While some states are decreasing the amount of time entities have to notify the state or individuals of a breach, the reality is that many entities are nowhere near complying with even more lenient deadlines.
HIPAA, for example, allows entities no more than 60 calendar days from discovery of a breach (the first day they knew they had a breach or with reasonable diligence, would have known).
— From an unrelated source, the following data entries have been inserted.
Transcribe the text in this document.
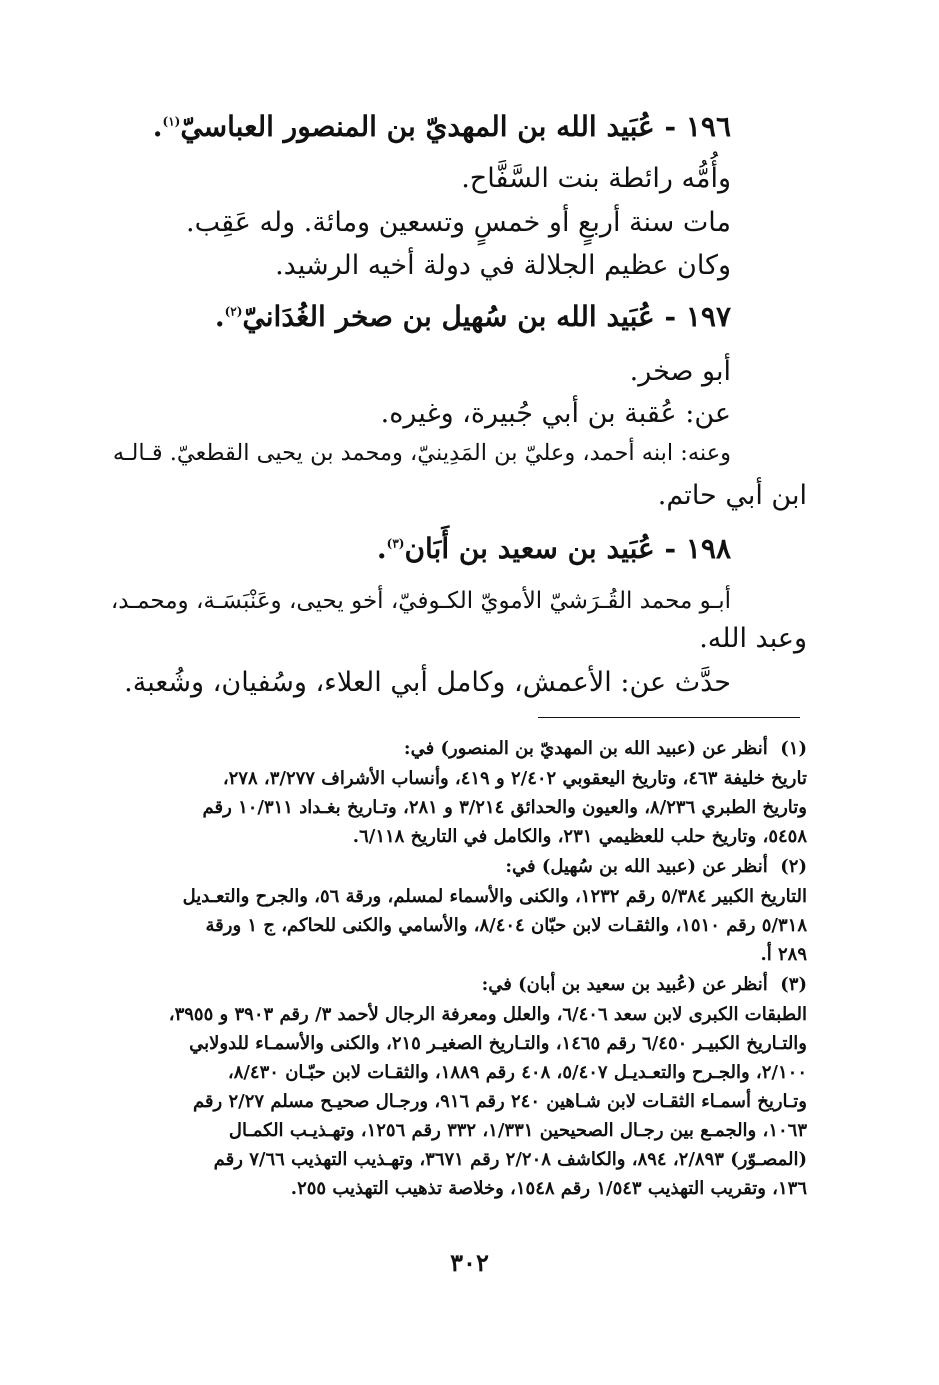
١٩٦ - عُبَيد الله بن المهديّ بن المنصور العباسيّ$^{(١)}$.
وأُمُّه رائطة بنت السَّفَّاح.
مات سنة أربعٍ أو خمسٍ وتسعين ومائة. وله عَقِب.
وكان عظيم الجلالة في دولة أخيه الرشيد.
١٩٧ - عُبَيد الله بن سُهيل بن صخر الغُدَانيّ$^{(٢)}$.
أبو صخر.
عن: عُقبة بن أبي جُبيرة، وغيره.
وعنه: ابنه أحمد، وعليّ بن المَدِينيّ، ومحمد بن يحيى القطعيّ. قـالـه
ابن أبي حاتم.
١٩٨ - عُبَيد بن سعيد بن أَبَان$^{(٣)}$.
أبـو محمد القُـرَشيّ الأمويّ الكـوفيّ، أخو يحيى، وعَنْبَسَـة، ومحمـد،
وعبد الله.
حدَّث عن: الأعمش، وكامل أبي العلاء، وسُفيان، وشُعبة.
(١)  أنظر عن (عبيد الله بن المهديّ بن المنصور) في:
تاريخ خليفة ٤٦٣، وتاريخ اليعقوبي ٢/٤٠٢ و ٤١٩، وأنساب الأشراف ٣/٢٧٧، ٢٧٨،
وتاريخ الطبري ٨/٢٣٦، والعيون والحدائق ٣/٢١٤ و ٢٨١، وتـاريخ بغـداد ١٠/٣١١ رقم
٥٤٥٨، وتاريخ حلب للعظيمي ٢٣١، والكامل في التاريخ ٦/١١٨.
(٢)  أنظر عن (عبيد الله بن سُهيل) في:
التاريخ الكبير ٥/٣٨٤ رقم ١٢٣٢، والكنى والأسماء لمسلم، ورقة ٥٦، والجرح والتعـديل
٥/٣١٨ رقم ١٥١٠، والثقـات لابن حبّان ٨/٤٠٤، والأسامي والكنى للحاكم، ج ١ ورقة
٢٨٩ أ.
(٣)  أنظر عن (عُبيد بن سعيد بن أبان) في:
الطبقات الكبرى لابن سعد ٦/٤٠٦، والعلل ومعرفة الرجال لأحمد ٣/ رقم ٣٩٠٣ و ٣٩٥٥،
والتـاريخ الكبيـر ٦/٤٥٠ رقم ١٤٦٥، والتـاريخ الصغيـر ٢١٥، والكنى والأسمـاء للدولابي
٢/١٠٠، والجـرح والتعـديـل ٥/٤٠٧، ٤٠٨ رقم ١٨٨٩، والثقـات لابن حبّـان ٨/٤٣٠،
وتـاريخ أسمـاء الثقـات لابن شـاهين ٢٤٠ رقم ٩١٦، ورجـال صحيـح مسلم ٢/٢٧ رقم
١٠٦٣، والجمـع بين رجـال الصحيحين ١/٣٣١، ٣٣٢ رقم ١٢٥٦، وتهـذيـب الكمـال
(المصـوّر) ٢/٨٩٣، ٨٩٤، والكاشف ٢/٢٠٨ رقم ٣٦٧١، وتهـذيب التهذيب ٧/٦٦ رقم
١٣٦، وتقريب التهذيب ١/٥٤٣ رقم ١٥٤٨، وخلاصة تذهيب التهذيب ٢٥٥.
٣٠٢
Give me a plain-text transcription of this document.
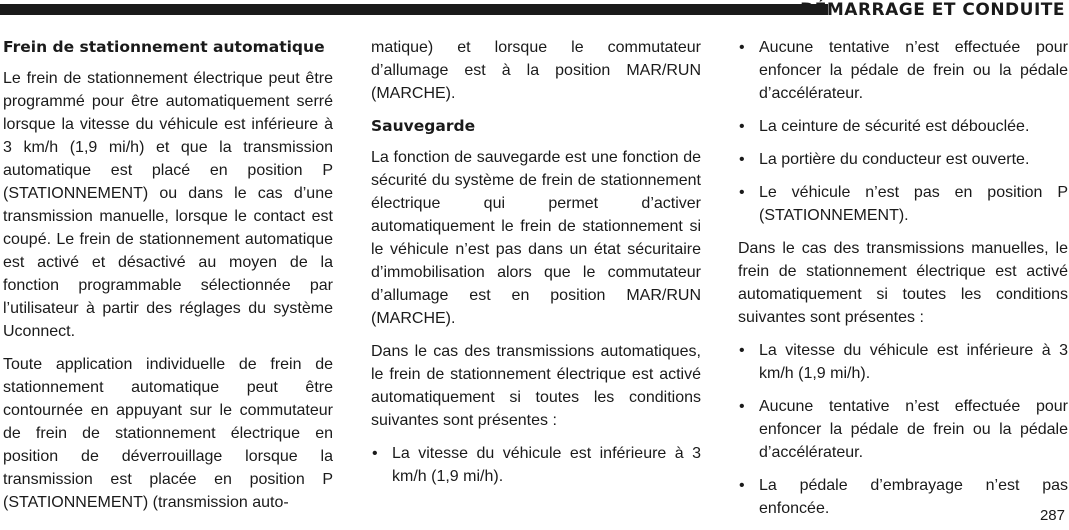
DÉMARRAGE ET CONDUITE
Frein de stationnement automatique

Le frein de stationnement électrique peut être programmé pour être automatiquement serré lorsque la vitesse du véhicule est inférieure à 3 km/h (1,9 mi/h) et que la transmission automatique est placé en position P (STATIONNEMENT) ou dans le cas d’une transmission manuelle, lorsque le contact est coupé. Le frein de stationnement automatique est activé et désactivé au moyen de la fonction programmable sélectionnée par l’utilisateur à partir des réglages du système Uconnect.

Toute application individuelle de frein de stationnement automatique peut être contournée en appuyant sur le commutateur de frein de stationnement électrique en position de déverrouillage lorsque la transmission est placée en position P (STATIONNEMENT) (transmission auto-

matique) et lorsque le commutateur d’allumage est à la position MAR/RUN (MARCHE).

Sauvegarde

La fonction de sauvegarde est une fonction de sécurité du système de frein de stationnement électrique qui permet d’activer automatiquement le frein de stationnement si le véhicule n’est pas dans un état sécuritaire d’immobilisation alors que le commutateur d’allumage est en position MAR/RUN (MARCHE).

Dans le cas des transmissions automatiques, le frein de stationnement électrique est activé automatiquement si toutes les conditions suivantes sont présentes :

• La vitesse du véhicule est inférieure à 3 km/h (1,9 mi/h).
• Aucune tentative n’est effectuée pour enfoncer la pédale de frein ou la pédale d’accélérateur.
• La ceinture de sécurité est débouclée.
• La portière du conducteur est ouverte.
• Le véhicule n’est pas en position P (STATIONNEMENT).

Dans le cas des transmissions manuelles, le frein de stationnement électrique est activé automatiquement si toutes les conditions suivantes sont présentes :

• La vitesse du véhicule est inférieure à 3 km/h (1,9 mi/h).
• Aucune tentative n’est effectuée pour enfoncer la pédale de frein ou la pédale d’accélérateur.
• La pédale d’embrayage n’est pas enfoncée.	287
Yet some entities take almost a year or more to notify individuals.
This week, NorthBay Healthcare Corporation in California notified the Maine Attorney General’s Office that they were notifying 569,012 people of a breach that occurred between January 11 to April 1, 2024. NorthBay Health provides a range of medical services at its two hospitals, primary care locations, and specialized services locations.
The incident, which from media coverage in April 2024 sounds like a ransomware attack incident, was first detected as a network anomaly on February 23, 2024. In April 2024, when NorthBay posted a notice on their website about the disruption they were experiencing, they referred to it as a “cyberincident.”
The types of information involved included a lot of sensitive information, although the exact type(s) varied by individual: “name as well as date of birth, Social Security number, passport number, financial account number, medical information, biometric information, health insurance information, driver’s license number, state or other government-issued identification number, username and password, and credit or debit card number, including, for some individuals, the expiration date, security code, and/or PIN.”
So since early 2024, threat actors have been in possession of all that data, and yet people are first being individually notified now?
DataBreaches notes that this incident has not appeared on HHS’s public breach tool as of publication. It is possible NorthBay submitted to HHS at the same time as Maine but HHS may not have screened it and added it yet.